I was browsing through Drupal 8's source code to try to educate myself a bit about Symfony's dependency injection and how it's used in Drupal.
Then I stumbled upon these lines in core/lib/Drupal/Core/DependencyInjection/ContainerBuilder.php:
/**
* Overrides Symfony\Component\DependencyInjection\ContainerBuilder::set().
*
* Drupal's container builder can be used at runtime after compilation, so we
* override Symfony's ContainerBuilder's restriction on setting services in a
* frozen builder.
*
* @todo Restrict this to synthetic services only. Ideally, the upstream
* ContainerBuilder class should be fixed to allow setting synthetic
* services in a frozen builder.
*/
public function set($id, $service, $scope = self::SCOPE_CONTAINER) {
Container::set($id, $service, $scope);
}
So then I looked at core/vendor/symfony/dependency-injection/Symfony/Component/DependencyInjection/Container.php where the set method is defined like this:
/**
* Sets a service.
*
* @param string $id The service identifier
* @param object $service The service instance
* @param string $scope The scope of the service
*
* @api
*/
public function set($id, $service, $scope = self::SCOPE_CONTAINER)
{
if (self::SCOPE_PROTOTYPE === $scope) {
throw new InvalidArgumentException('You cannot set services of scope "prototype".');
}
$id = strtolower($id);
if (self::SCOPE_CONTAINER !== $scope) {
if (!isset($this->scopedServices[$scope])) {
throw new RuntimeException('You cannot set services of inactive scopes.');
}
$this->scopedServices[$scope][$id] = $service;
}
$this->services[$id] = $service;
}
The thing that struck me is that is isn't defined as a static method, but it is called as one. At first I thought this might be some Drupal/Symfony/PHP magic I didn't know about, so I downloaded the Drupal 8 version of Devel and went to /devel/php to test the following code snippet:
use Symfony\Component\DependencyInjection\Container;
Container::set('test', new StdClass());
I got the following error:
Fatal error: Using $this when not in object context in core/vendor/symfony/dependency-injection/Symfony/Component/DependencyInjection/Container.php on line 201
I assume the set method of Drupal's ContainerBuilder isn't used anywhere in core? If it is, how come it doesn't throw the fatal error?
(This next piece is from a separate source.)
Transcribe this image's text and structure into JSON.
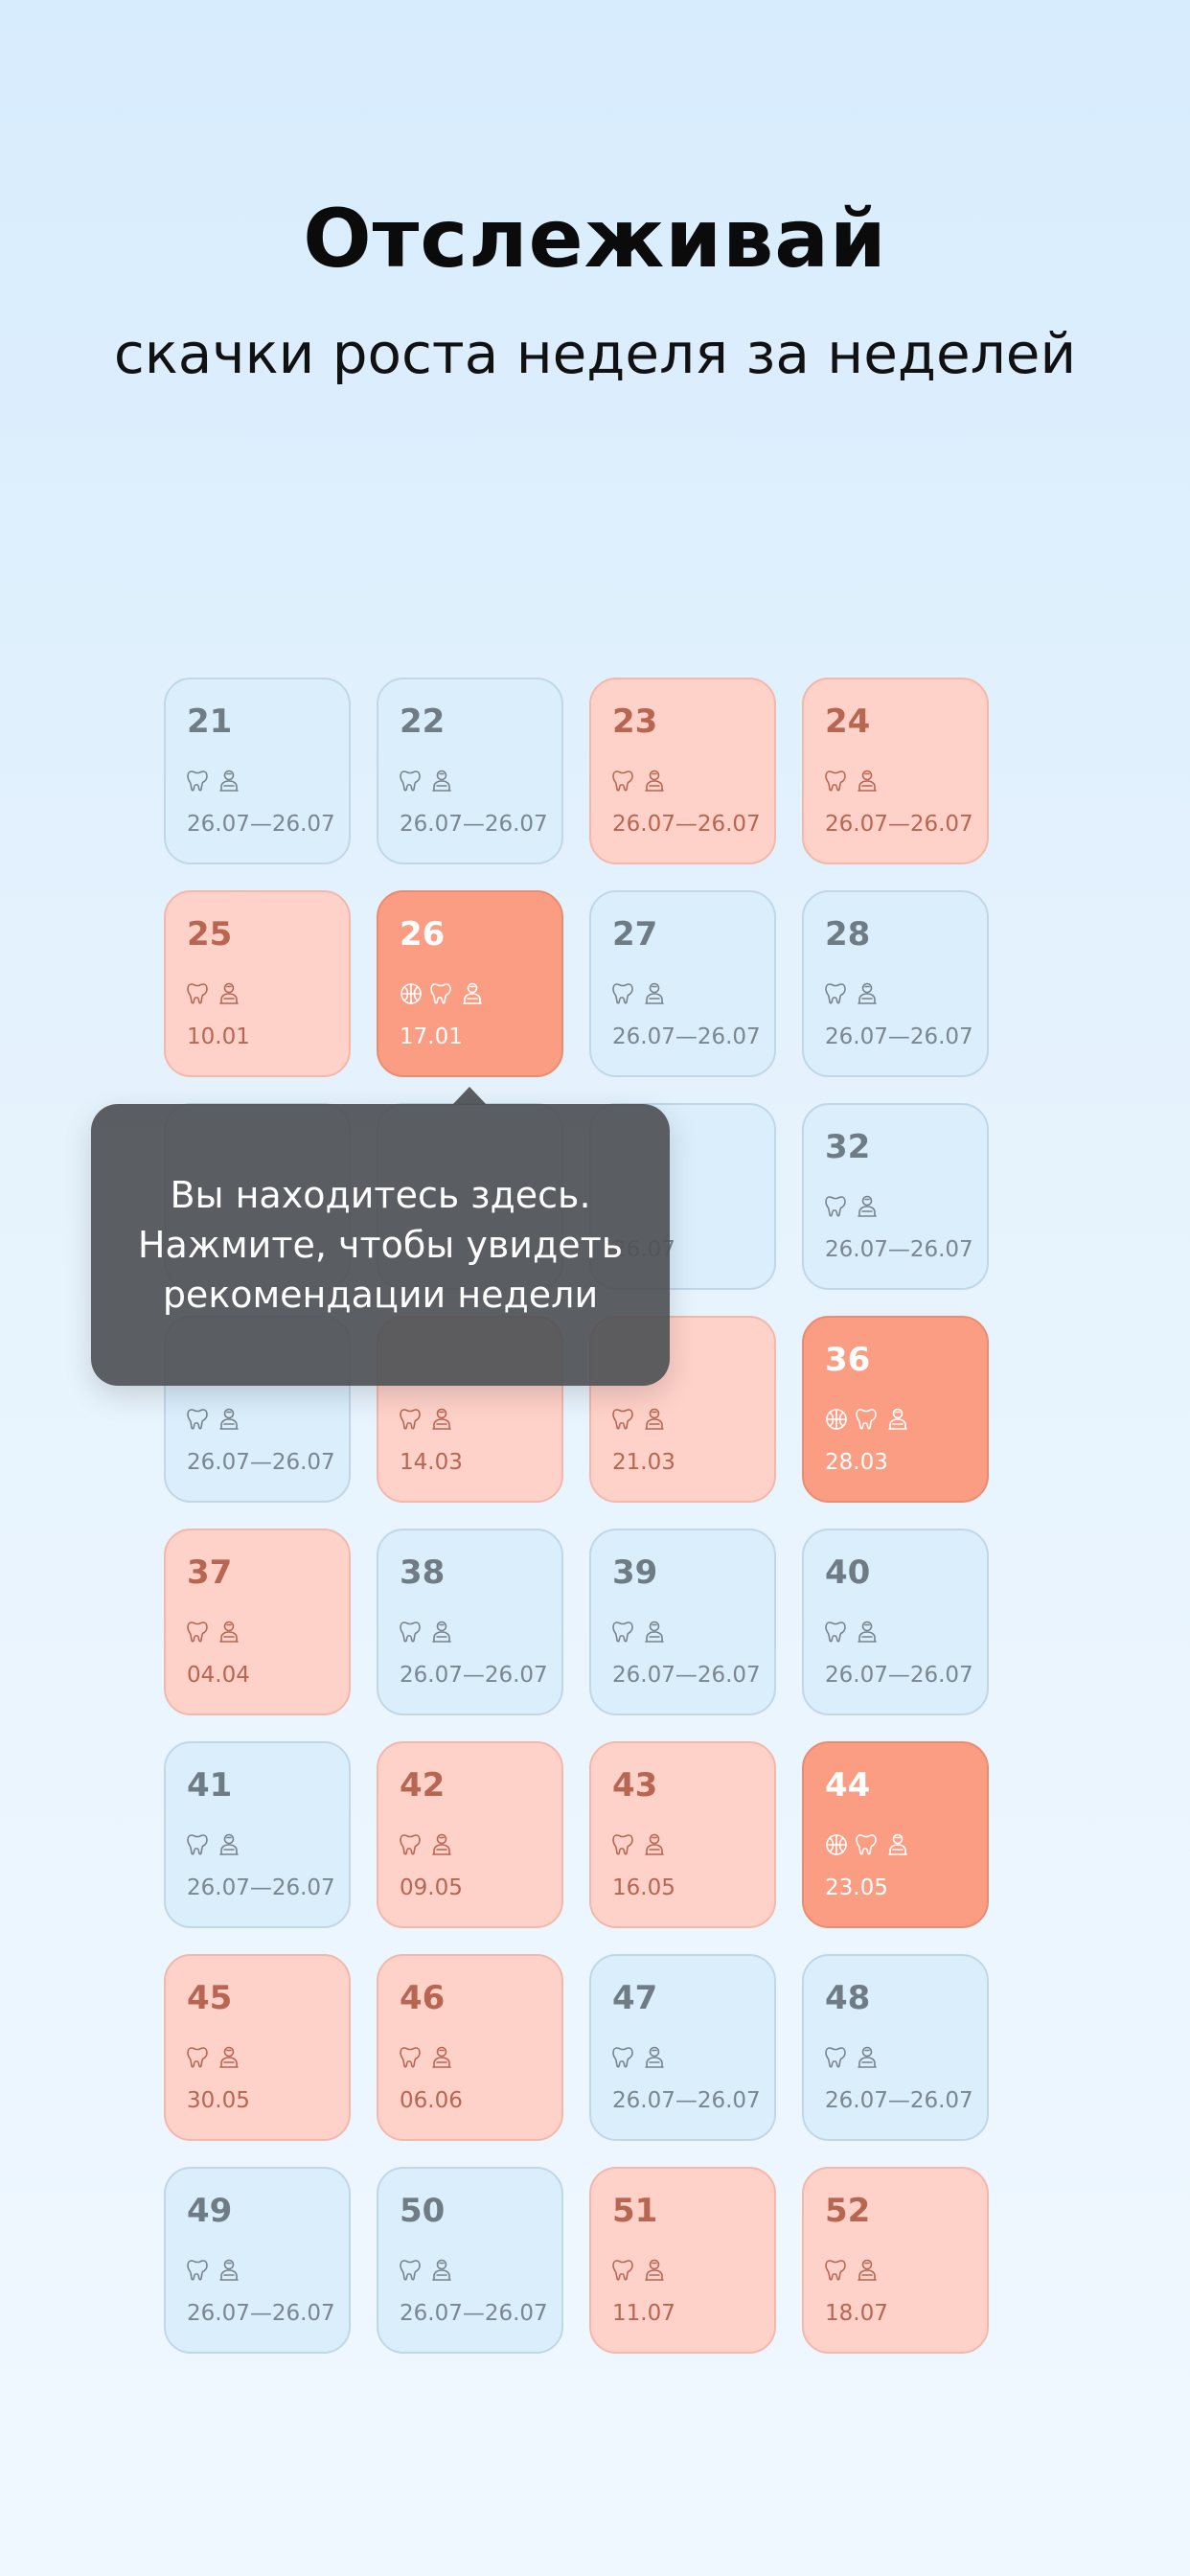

I set the priority to minor and the category to support request because obviously this doesn't actually break anything (I can use Drupal as expected). I'm just curious about how this actually works... I would be very thankful to anyone who's able and willing to explain this to me :-)
Comments
Comment #1
dawehnerYeah well, this is only possible if you are in the context of the calling code, so sure your custom code is simply not wrong.
You should get the container via drupal_container() and then you can set.
Comment #2.0
(not verified) commentedUpdated issue summary.
Comment #3
Codenator commentedWhen I call use Drupal\Core\Extension\InfoParser; in my project i got the same error.
I try use InfoParser::parse($file); in code.
Thanks.
p.s. Maybe I use wrong class for parse info?
drupal_parse_info_file not working for me like in drupal 7.
p.s. I find answer but should be information in documentation about this because it is about developing modules
so using \Drupal::service('info_parser')->parse($file); help well
I am new there if I doo wrong post please explain me how do right way.
Comment #4
dawehnerDo you use still php 5.3?
Comment #5
Codenator commentedNo php 5.5
Comment #7
cilefen commentedComment #8
cilefen commentedComment #16
longwaveAnswering this because I've just run across this myself: although it looks like a static call, the Symfony ContainerBuilder extends Container, so Container is the grandparent class of the Drupal ContainerBuilder, and specifying the class name is the correct - and only - way to call a grandparent (or higher) method. This isn't very well documented in the PHP docs, as far as I could see.